Sunday, June 14, 2009
Santiago de Compostela: friends and pilgrims
Predictably, life right now has been interrupting my blogging about life two weeks ago. Bachelorette party, house cleaning prep for guests, and a lovely drive through Black Earth to Mazomanie for brunch with friends: all completed weekend tasks. Now to rewind back to Spain. I've been enjoying these daily summations, but was starting to freak out about how long each one was taking. Luckily, Paul has been stepping up on the posting front! You can read recaps of Sevilla and Portugal (Braga and Lisbon) on his blog. There's not a lot for me to add, other than how much I enjoyed Lisbon. (LeezhBOa, that is.) I love a city you can absorb by wandering.
Originally, we'd planned on taking a 10-hour bus ride from Lisboa to Santiago de Compostela. A few days into the trip, we decided that wasn't going to cut it. We already had an all-day train ahead from Santiago to San Sebastián. Did we really want to waste another full day in transit? The convenience of a flight was worth the expense. So on Monday morning, we flew to Santiago de Compostela. This gave us a bonus afternoon and evening, so we could actually see the city. Good decision.
My philosophy of sightseeing for this trip was simple. I knew we had limited time in each city. We could have done exhaustive research, meticulously scheduling the absolute best destinations for the time allotted. But I had a feeling that would be a recipe for disappointment. Did I really want to spend hours reading up on things I knew we wouldn't have time for? No. Instead, I glanced at a couple of websites and books to find two or three goals for each place. Then I stopped. Done. Paul's familiarity with some of the cities helped a lot, but this worked surprisingly well. It gave us some clear directives. Granada: Alhambra, parador. Sevilla: bull ring, ajo blanco. Santiago de Compostela: cathedral, walk around old town.
Done, done, and done. Santiago de Compostela was one of the major pilgrimage destinations in medieval times, along with Rome and Jerusalem. Many Christians today still walk the Way of St. James. The (tourist) shops of the old town, as well as random carts and stands in plazas, offered shiny clusters of walking sticks for sale. We saw plenty of pilgrims in Santiago - a surprising number of Germans, actually. The cathedral was our first stop, and it was very impressive. Legend has it that the remains of St. James the apostle are located there. We tried to maintain a proper level of apostolic respect before the crypt, though our fellow visitors were not very observant of the "silencio" signs.

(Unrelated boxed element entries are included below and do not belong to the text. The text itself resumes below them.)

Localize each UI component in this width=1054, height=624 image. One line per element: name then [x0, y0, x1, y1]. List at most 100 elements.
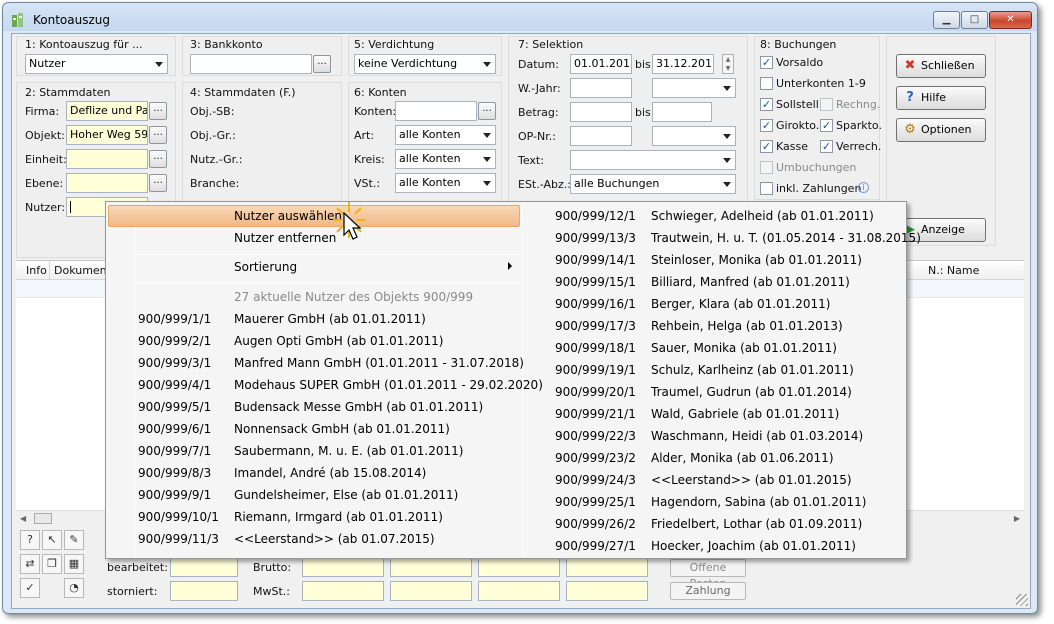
menu-item-nutzer[interactable]: 900/999/14/1 Steinloser, Monika (ab 01.01… — [551, 250, 931, 272]
kasse-checkbox[interactable]: ✓ — [760, 140, 773, 153]
menu-item-nutzer[interactable]: 900/999/9/1 Gundelsheimer, Else (ab 01.01… — [134, 485, 514, 507]
title-bar[interactable]: Kontoauszug ▁ □ ✕ — [3, 3, 1037, 33]
close-window-button[interactable]: ✕ — [989, 11, 1032, 29]
menu-item-sortierung[interactable]: Sortierung — [234, 260, 297, 274]
sparkto-checkbox[interactable]: ✓ — [820, 119, 833, 132]
menu-item-nutzer[interactable]: 900/999/6/1 Nonnensack GmbH (ab 01.01.201… — [134, 419, 514, 441]
menu-item-nutzer[interactable]: 900/999/18/1 Sauer, Monika (ab 01.01.2011… — [551, 338, 931, 360]
objekt-field[interactable]: Hoher Weg 59 - — [66, 125, 148, 145]
konten-field[interactable] — [395, 101, 477, 121]
menu-item-nutzer[interactable]: 900/999/23/2 Alder, Monika (ab 01.06.2011… — [551, 448, 931, 470]
menu-item-nutzer[interactable]: 900/999/17/3 Rehbein, Helga (ab 01.01.201… — [551, 316, 931, 338]
brutto-field-1[interactable] — [302, 557, 384, 577]
spin-up-icon[interactable]: ▲ — [723, 55, 733, 64]
opnr-select[interactable] — [652, 126, 736, 146]
est-select[interactable]: alle Buchungen — [570, 174, 736, 194]
verrech-checkbox[interactable]: ✓ — [820, 140, 833, 153]
betrag-to-field[interactable] — [652, 102, 712, 122]
minimize-button[interactable]: ▁ — [933, 11, 960, 29]
menu-item-nutzer[interactable]: 900/999/5/1 Budensack Messe GmbH (ab 01.0… — [134, 397, 514, 419]
brutto-field-4[interactable] — [566, 557, 648, 577]
mwst-field-1[interactable] — [302, 581, 384, 601]
menu-item-nutzer[interactable]: 900/999/16/1 Berger, Klara (ab 01.01.2011… — [551, 294, 931, 316]
sollstell-checkbox[interactable]: ✓ — [760, 98, 773, 111]
hilfe-button[interactable]: ? Hilfe — [896, 86, 986, 110]
vst-select[interactable]: alle Konten — [395, 173, 496, 193]
brutto-field-2[interactable] — [390, 557, 472, 577]
optionen-button[interactable]: ⚙ Optionen — [896, 118, 986, 142]
menu-item-nutzer[interactable]: 900/999/13/3 Trautwein, H. u. T. (01.05.2… — [551, 228, 931, 250]
kreis-select[interactable]: alle Konten — [395, 149, 496, 169]
col-info[interactable]: Info — [26, 264, 47, 277]
menu-item-nutzer[interactable]: 900/999/24/3 <<Leerstand>> (ab 01.01.2015… — [551, 470, 931, 492]
transfer-icon[interactable]: ⇄ — [20, 554, 40, 574]
grid-icon[interactable]: ▦ — [64, 554, 84, 574]
menu-item-nutzer[interactable]: 900/999/25/1 Hagendorn, Sabina (ab 01.01.… — [551, 492, 931, 514]
storniert-field[interactable] — [170, 581, 238, 601]
vorsaldo-checkbox[interactable]: ✓ — [760, 56, 773, 69]
menu-item-nutzer[interactable]: 900/999/4/1 Modehaus SUPER GmbH (01.01.20… — [134, 375, 543, 397]
documents-icon[interactable]: ❐ — [42, 554, 62, 574]
ebene-field[interactable] — [66, 173, 148, 193]
menu-item-nutzer[interactable]: 900/999/10/1 Riemann, Irmgard (ab 01.01.2… — [134, 507, 514, 529]
girokto-checkbox[interactable]: ✓ — [760, 119, 773, 132]
mwst-field-4[interactable] — [566, 581, 648, 601]
menu-item-nutzer[interactable]: 900/999/1/1 Mauerer GmbH (ab 01.01.2011) — [134, 309, 514, 331]
menu-item-nutzer[interactable]: 900/999/3/1 Manfred Mann GmbH (01.01.2011… — [134, 353, 524, 375]
menu-item-nutzer[interactable]: 900/999/19/1 Schulz, Karlheinz (ab 01.01.… — [551, 360, 931, 382]
col-name[interactable]: N.: Name — [928, 264, 979, 277]
datum-from-field[interactable]: 01.01.2015 — [570, 54, 632, 74]
inkl-zahlungen-checkbox[interactable] — [760, 182, 773, 195]
einheit-field[interactable] — [66, 149, 148, 169]
menu-item-nutzer[interactable]: 900/999/22/3 Waschmann, Heidi (ab 01.03.2… — [551, 426, 931, 448]
mwst-field-2[interactable] — [390, 581, 472, 601]
umbuchungen-checkbox[interactable] — [760, 161, 773, 174]
help-tool-icon[interactable]: ? — [20, 530, 40, 550]
info-icon[interactable]: i — [858, 182, 869, 193]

After thoroughly exploring the cathedral, we set out rambling through the streets of old Santiago. Santiago de Compostela had some of the more entertaining store windows I saw on the trip. Small enough to have interesting things in them, and not all for tourists. Of course, there were plenty of tourist shops. One of my favorite spotted items was a t-shirt with the MTV logo and a somewhat inexplicable caption. Ah, English-language t-shirts in foreign countries.
We chose a random restaurant for lunch, and though I think Paul had one of his more disappointing meals (always have a backup plan!), the courtyard setting was pleasant and picturesque. For dessert I sampled a tarta de Santiago. I hope Paul enjoyed his Magnum. After lunch we resumed our walk, branching out to the university area. Eventually we wound our way back to the cathedral square, and took a taxi to the hotel.
Santiago marked a turning point in our trip: we were meeting up with friends there. Dunja and Rob had come from Germany, and we met Bea and Juan, in from Asturias. Aside from the obvious fellow travelers, Paul and I had been on our own for over a week. We were looking forward to spending time with our international comrades.
After a nice drink and some conversation on the hotel patio, our sextet headed over to the night's concert venue. (A short jaunt through an open gate and some shrubbery to the Palacio de Congresos e Exposicións de Galicia.) We had a bit of a wait outside before doors opened, where we noticed the only way into the theater seemed to be through the front door. Later we saw equipment being loaded out that way too. Strange.
The Palacio was enormous inside, and we visited the roomy bar for another beverage before the show began. (Foreshadowing San Sebastián?) The concert was fun, if a little odd in setting. Essentially, it was a huge lecture hall. Some of the seats had foldaway desks. Once again there was a notable difference between the main set with everyone sitting down, and the encores when everyone stood up and moved toward the stage. Both Kingpin and Side with the Seeds made their Spanish tour debuts, although Jeff seemed at a loss for a good, pandering replacement for Pekin during the former. "Livin' in Santiago de Compostela" must not have had the rhythm he was looking for. I'd put in a good word for I'll Fight earlier that afternoon, and was hoping it might pop up in the setlist. That didn't happen, but I still had hopes of hearing it before the tour was through.
After the show we just managed to sneak into the bar of a hotel across the road before closing, squeezing in a few bocadillos de jamón and beverages on the terrace before they turned the lights out. We said goodbye to Bea and Juan, but only for a day! We'd be seeing Dunja and Rob bright and early for the train to San Sebastián.